Universität Bielefeld - Sonderforschungsbereich 360

Automatic Extraction of Lexico-Syntactic
Information from Treebanks

Prof. Gerald Gazdar, University of Sussex, Brighton, UK

Wednesday, December 10th, 1997
16.15 - 17.45 h
Hörsaal 8


Gerald Gazdar is one of the internationally best known linguists and computational linguists, whose work has had a decisive influence on the development of these fields during the past twenty years. His major contributions include work in logical pragmatics in the 1970s, explicit falsification of basic assumptions of Chomskyan transformational grammar, the development of `Generalised Phrase Structure Grammar (GPSG)', the main precursor of `Head-driven Phrase Structure Grammar (HPSG)', and of the widely-used lexicon knowledge representation formalism DATR.

More recently Gerald Gazdar has been concerned with problems of linguistic knowledge acquisition from corpora, the topic of this lecture. The lecture is based on work done together with Robert Gaizauskas and Diana McCarthy:

Most (morphological) words occur in more than one kind of syntactic environment. Thus 'eat', for example, can be used (at least) transitively and intransitively. Suppose we want to know
  1. what classes of syntactic environment the most commonly used words do occur in, and
  2. how frequently.
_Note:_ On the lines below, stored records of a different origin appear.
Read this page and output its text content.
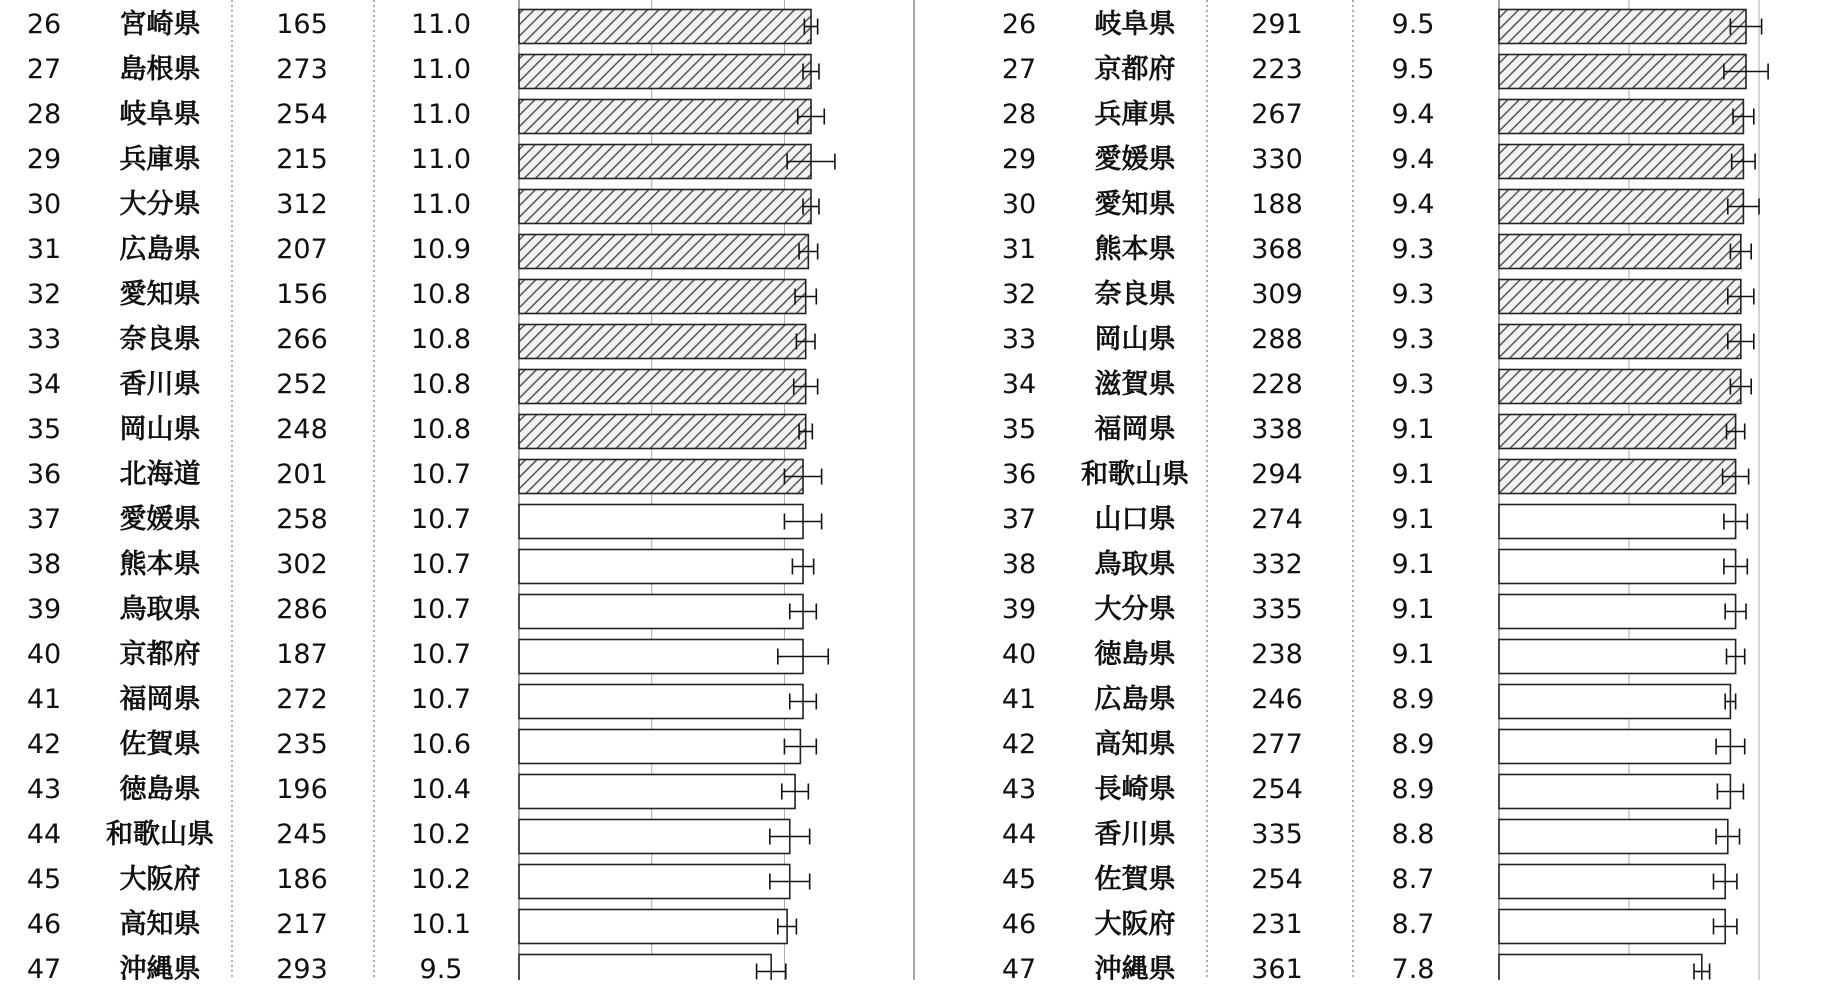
26 宮崎県	165	11.0
27 島根県	273	11.0
28 岐阜県	254	11.0
29 兵庫県	215	11.0
30 大分県	312	11.0
31 広島県	207	10.9
32 愛知県	156	10.8
33 奈良県	266	10.8
34 香川県	252	10.8
35 岡山県	248	10.8
36 北海道	201	10.7
37 愛媛県	258	10.7
38 熊本県	302	10.7
39 鳥取県	286	10.7
40 京都府	187	10.7
41 福岡県	272	10.7
42 佐賀県	235	10.6
43 徳島県	196	10.4
44 和歌山県 245	10.2
45 大阪府	186	10.2
46 高知県	217	10.1
47 沖縄県	293	9.5
26 岐阜県	291	9.5
27 京都府	223	9.5
28 兵庫県	267	9.4
29 愛媛県	330	9.4
30 愛知県	188	9.4
31 熊本県	368	9.3
32 奈良県	309	9.3
33 岡山県	288	9.3
34 滋賀県	228	9.3
35 福岡県	338	9.1
36 和歌山県 294	9.1
37 山口県	274	9.1
38 鳥取県	332	9.1
39 大分県	335	9.1
40 徳島県	238	9.1
41 広島県	246	8.9
42 高知県	277	8.9
43 長崎県	254	8.9
44 香川県	335	8.8
45 佐賀県	254	8.7
46 大阪府	231	8.7
47 沖縄県	361	7.8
Then the obvious resource to exploit is a treebank.
This paper describes work that automatically extracts verbal subcategorization frames (and their frequencies) from the Penn Treebank (PTB-II), a task which turns out to be less easy to do than the authors originally envisaged.

In addition to giving an account of the difficulties and exhibiting some results, part of the talk will be spent on explaining why knowledge of the relative frequencies of the verbal subcategorization frames in PTB-II might be of interest even to people who have no concern with developing efficient parsers for Wall Street Journal text.


Anke Weinberger, 1997-11-18